Snapshots from the retail offer: Bavarian style and design sits to the fore at the new pier, and rings out in the eurotrade-managed MyDutyFree core category outlets
A place for heroes in P&C (above and below), with a Korean corner trialling K-Beauty aimed at Gen Z travellers (bottom)

Duty free is among the signature concepts here, with the airport’s first walk-through store a new landmark. It sits neatly at the start of the airside marketplace journey (following a generously spaced decompression area post-security) and is nicely connected to speciality retail and F&B later.

P&C leads with hero brands up front and some firsts for the airport in a dedicated K-Beauty space, a larger focus than ever before on niche fragrances and elegant back wall treatment for global power brands.

A luxury look to this corner of the spirits zone, with eurotrade expecting high spends among the long-haul traveller audience at the T1 pier

Building on Bavaria: A neat blend of authentic local and regional products offer a good representation of the southern German state, with food and drink rightly prominent

Spirits, tobacco, confectionery and destination goods sit segmented across the corridor, with attractive curation by category and importantly, full visibility throughout the store and between categories.

Add in sizeable boutique spaces for Emporio Armani, Tumi, Boss and Polo Ralph Lauren, eurotrade’s own multi-brand luxury bags store plus one of the most beautifully appointed (and largest) Breitling stores you will ever see, and this represents a rounded, tailored and accessible offer to match a diverse international audience.

Brilliant Breitling: A highly evocative, zoned space over 250sq m offers a story-telling luxury experience (above and below)

In dining, the Allresto-managed spaces combine well-known local heroes, airport-specific, tailor-made concepts and international brands, all blending flexibility between dine-in and to-go.

Accessible luxury with long-standing partners Boss (top) and Polo Ralph Lauren (above)

Käfer Restaurant brings a famed Munich brand (already an airport staple) to the pier with classic Bavarian dishes, an open kitchen and extensive wine selection while next door ODEON by Käfer appears as a cocktail bar-deli in atmosphere befitting an underground (premium) urban bar.

Cucina Popolare houses much-loved Italian specialities in a space that carries terrific apron views while Münchner Leibspeise is home to a mixed and multi-brand concept spanning Bavarian and global cuisine.

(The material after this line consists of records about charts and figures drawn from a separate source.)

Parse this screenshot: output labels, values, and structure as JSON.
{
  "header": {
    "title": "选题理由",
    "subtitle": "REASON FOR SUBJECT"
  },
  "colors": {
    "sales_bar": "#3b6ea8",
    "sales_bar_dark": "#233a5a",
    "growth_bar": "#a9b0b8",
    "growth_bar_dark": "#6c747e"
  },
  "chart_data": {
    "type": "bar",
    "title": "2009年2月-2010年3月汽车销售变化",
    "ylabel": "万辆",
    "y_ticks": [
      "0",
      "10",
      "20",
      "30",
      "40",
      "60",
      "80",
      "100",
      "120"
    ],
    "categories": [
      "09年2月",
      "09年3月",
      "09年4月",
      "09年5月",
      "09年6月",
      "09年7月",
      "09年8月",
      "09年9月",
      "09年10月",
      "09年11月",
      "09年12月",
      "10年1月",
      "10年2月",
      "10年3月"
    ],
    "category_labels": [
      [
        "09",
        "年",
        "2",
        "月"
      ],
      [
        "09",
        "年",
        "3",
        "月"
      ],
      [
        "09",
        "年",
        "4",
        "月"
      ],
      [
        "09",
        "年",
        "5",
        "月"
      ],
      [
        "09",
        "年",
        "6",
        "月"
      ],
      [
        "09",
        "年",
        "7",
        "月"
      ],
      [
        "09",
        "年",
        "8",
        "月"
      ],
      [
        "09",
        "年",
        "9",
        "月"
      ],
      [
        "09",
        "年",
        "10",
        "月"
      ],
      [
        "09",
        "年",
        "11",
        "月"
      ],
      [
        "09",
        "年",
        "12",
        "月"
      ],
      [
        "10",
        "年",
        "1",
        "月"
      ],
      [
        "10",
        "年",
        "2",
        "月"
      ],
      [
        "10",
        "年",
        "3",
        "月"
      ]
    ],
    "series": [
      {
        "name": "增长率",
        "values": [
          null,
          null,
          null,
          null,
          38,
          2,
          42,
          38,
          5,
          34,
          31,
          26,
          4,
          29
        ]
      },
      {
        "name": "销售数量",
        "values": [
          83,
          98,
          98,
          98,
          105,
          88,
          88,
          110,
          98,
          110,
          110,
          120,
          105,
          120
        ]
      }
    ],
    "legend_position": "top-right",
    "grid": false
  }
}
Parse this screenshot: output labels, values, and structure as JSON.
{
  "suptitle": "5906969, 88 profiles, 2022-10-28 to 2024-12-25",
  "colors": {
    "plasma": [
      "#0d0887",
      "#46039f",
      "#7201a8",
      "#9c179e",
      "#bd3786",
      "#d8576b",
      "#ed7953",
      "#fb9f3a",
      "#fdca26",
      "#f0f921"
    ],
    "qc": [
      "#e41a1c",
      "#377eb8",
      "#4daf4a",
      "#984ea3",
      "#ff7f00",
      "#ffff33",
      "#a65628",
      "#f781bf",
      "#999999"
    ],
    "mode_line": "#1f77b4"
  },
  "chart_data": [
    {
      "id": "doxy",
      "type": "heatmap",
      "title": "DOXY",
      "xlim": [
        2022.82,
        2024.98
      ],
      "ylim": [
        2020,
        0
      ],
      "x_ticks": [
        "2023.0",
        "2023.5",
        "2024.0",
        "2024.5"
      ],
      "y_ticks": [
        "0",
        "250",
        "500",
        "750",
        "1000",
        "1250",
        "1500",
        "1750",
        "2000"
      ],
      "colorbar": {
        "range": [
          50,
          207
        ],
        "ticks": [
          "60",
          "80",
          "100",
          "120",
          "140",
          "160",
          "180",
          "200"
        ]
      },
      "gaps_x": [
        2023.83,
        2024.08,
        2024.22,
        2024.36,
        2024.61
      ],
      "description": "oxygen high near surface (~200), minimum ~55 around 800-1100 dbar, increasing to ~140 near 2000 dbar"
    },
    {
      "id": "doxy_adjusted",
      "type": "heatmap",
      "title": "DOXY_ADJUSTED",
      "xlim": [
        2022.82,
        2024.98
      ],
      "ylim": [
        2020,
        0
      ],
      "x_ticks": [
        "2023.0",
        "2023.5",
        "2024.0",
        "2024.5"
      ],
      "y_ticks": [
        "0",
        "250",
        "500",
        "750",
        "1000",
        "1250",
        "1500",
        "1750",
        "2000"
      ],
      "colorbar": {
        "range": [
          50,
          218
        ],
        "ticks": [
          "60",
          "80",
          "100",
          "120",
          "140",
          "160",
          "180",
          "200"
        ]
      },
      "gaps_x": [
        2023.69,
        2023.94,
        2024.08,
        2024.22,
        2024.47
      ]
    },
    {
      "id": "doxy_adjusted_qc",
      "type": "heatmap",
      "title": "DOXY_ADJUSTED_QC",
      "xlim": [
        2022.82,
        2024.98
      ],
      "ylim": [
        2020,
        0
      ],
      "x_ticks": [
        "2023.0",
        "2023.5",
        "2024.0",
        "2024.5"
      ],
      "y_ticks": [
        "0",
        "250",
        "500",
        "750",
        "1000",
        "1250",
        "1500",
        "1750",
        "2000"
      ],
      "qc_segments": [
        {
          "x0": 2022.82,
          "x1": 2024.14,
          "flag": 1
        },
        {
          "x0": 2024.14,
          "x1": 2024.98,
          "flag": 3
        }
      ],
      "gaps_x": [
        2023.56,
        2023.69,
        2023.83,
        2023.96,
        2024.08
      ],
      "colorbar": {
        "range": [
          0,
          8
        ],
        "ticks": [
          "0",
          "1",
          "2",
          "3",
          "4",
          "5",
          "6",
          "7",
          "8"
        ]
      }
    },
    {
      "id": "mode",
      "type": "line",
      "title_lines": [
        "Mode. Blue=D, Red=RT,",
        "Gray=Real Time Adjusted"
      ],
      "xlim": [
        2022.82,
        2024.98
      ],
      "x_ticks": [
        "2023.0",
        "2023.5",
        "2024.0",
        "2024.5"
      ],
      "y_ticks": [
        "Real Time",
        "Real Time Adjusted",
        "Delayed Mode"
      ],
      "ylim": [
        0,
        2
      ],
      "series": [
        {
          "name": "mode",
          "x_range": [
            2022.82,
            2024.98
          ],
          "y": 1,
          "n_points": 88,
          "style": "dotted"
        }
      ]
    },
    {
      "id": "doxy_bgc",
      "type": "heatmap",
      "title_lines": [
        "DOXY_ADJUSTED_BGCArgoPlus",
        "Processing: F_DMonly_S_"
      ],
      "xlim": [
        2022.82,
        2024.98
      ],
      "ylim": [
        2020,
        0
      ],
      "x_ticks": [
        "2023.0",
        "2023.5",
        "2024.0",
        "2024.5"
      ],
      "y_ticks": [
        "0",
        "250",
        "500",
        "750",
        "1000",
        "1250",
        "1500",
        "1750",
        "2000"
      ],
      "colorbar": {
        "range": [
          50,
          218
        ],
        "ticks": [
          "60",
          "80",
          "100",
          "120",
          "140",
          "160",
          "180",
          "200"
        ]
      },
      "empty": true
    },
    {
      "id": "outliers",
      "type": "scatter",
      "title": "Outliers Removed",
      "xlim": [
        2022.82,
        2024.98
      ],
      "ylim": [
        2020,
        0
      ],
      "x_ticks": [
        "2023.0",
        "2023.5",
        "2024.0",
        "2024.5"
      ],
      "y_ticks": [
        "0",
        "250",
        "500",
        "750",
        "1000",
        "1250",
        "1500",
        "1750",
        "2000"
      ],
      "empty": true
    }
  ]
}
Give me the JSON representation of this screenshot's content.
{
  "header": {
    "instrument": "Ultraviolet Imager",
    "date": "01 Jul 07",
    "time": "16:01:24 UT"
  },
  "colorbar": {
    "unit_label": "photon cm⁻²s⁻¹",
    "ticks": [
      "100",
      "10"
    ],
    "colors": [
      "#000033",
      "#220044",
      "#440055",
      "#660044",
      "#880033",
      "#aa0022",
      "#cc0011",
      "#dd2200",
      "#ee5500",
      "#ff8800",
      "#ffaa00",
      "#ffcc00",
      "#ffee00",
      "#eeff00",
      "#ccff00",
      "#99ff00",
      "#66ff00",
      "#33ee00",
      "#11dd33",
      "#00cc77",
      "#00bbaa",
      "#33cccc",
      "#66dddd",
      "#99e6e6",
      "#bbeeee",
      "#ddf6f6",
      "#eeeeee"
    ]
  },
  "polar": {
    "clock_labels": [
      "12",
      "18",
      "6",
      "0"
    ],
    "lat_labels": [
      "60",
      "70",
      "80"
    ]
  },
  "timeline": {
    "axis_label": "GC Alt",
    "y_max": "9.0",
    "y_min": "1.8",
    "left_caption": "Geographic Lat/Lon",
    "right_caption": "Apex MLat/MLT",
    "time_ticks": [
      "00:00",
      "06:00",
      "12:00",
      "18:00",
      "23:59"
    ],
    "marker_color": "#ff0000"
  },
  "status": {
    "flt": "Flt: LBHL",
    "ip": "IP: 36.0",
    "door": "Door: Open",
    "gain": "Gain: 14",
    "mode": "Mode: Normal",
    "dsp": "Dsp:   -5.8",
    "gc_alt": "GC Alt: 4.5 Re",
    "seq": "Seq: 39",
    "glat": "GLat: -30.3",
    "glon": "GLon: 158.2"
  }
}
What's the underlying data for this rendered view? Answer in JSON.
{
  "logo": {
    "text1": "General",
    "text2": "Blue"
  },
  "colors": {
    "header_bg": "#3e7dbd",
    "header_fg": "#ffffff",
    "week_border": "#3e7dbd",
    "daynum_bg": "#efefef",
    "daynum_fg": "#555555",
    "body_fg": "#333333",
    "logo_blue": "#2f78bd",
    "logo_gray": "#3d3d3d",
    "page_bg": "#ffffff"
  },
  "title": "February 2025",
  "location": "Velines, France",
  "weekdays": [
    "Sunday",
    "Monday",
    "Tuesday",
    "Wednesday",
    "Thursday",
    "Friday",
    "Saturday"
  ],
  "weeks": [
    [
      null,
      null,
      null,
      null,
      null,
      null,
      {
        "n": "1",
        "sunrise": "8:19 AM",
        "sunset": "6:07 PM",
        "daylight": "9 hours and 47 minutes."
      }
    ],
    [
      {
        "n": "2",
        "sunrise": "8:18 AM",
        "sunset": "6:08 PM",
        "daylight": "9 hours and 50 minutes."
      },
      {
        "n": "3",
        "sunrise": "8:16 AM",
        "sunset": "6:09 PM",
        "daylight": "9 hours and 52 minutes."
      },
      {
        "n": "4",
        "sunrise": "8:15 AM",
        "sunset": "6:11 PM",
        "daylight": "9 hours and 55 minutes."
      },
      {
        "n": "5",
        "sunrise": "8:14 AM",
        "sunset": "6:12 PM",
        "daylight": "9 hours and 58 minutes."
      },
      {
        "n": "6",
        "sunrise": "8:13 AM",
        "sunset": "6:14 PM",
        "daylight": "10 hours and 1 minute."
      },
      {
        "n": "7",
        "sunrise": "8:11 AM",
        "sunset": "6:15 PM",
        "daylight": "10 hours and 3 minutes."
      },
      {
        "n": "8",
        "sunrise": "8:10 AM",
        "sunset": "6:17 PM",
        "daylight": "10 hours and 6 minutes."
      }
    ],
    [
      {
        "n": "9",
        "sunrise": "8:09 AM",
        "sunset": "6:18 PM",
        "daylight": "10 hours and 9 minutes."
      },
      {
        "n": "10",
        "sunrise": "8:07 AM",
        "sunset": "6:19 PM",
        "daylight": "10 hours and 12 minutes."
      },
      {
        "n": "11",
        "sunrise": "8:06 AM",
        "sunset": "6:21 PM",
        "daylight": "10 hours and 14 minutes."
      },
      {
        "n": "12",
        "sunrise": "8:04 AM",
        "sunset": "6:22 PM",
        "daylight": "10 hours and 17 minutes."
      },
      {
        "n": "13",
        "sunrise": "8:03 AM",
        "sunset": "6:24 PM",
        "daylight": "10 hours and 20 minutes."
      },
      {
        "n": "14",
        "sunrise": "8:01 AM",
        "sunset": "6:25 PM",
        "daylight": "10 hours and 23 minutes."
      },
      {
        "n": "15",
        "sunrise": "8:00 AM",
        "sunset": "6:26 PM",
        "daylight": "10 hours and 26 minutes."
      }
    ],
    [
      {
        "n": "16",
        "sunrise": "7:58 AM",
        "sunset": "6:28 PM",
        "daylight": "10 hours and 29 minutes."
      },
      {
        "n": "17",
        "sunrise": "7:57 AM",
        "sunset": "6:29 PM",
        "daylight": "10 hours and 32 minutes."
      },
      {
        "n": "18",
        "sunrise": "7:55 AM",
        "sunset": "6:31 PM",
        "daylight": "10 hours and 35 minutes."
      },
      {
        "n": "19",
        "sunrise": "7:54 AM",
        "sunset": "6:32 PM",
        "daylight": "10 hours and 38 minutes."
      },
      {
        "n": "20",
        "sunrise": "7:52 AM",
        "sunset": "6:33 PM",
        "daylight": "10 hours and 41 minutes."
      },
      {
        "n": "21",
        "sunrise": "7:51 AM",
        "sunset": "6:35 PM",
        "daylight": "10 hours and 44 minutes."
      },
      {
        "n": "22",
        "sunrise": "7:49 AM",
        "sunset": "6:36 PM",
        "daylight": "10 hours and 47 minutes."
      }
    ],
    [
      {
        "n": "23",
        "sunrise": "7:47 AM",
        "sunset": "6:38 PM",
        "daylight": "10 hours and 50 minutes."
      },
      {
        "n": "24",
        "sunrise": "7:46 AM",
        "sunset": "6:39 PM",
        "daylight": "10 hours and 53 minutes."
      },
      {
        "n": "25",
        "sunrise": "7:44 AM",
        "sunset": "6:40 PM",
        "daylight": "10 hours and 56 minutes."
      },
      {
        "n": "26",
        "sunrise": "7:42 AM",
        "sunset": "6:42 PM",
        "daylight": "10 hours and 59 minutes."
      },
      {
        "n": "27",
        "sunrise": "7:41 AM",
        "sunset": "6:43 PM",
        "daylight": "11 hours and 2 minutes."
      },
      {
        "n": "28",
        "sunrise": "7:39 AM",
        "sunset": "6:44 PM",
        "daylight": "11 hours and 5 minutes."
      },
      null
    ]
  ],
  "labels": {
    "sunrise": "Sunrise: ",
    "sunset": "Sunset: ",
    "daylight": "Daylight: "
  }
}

The archways at ODEON hint at the style of Munich landmark Odeonsplatz; below, famed local brand Käfer Restaurant extends its premium airport footprint; bottom, Italian style at Cucina Popolare 

Even without the planned-for strong Middle East passenger contribution, spend per passenger is trading well, says airport management in the three weeks since opening, aided also by ‘late gate announcement’, which keeps dwell times high in the commercial area.

In its communications about the new pier, Munich Airport said the goal is “to make the airport feel like a gateway to Bavaria, not a generic transit space”.

Our visit and experience of touring with the senior commercial team underlined how those credentials have come vibrantly to life in this gateway to southern Germany.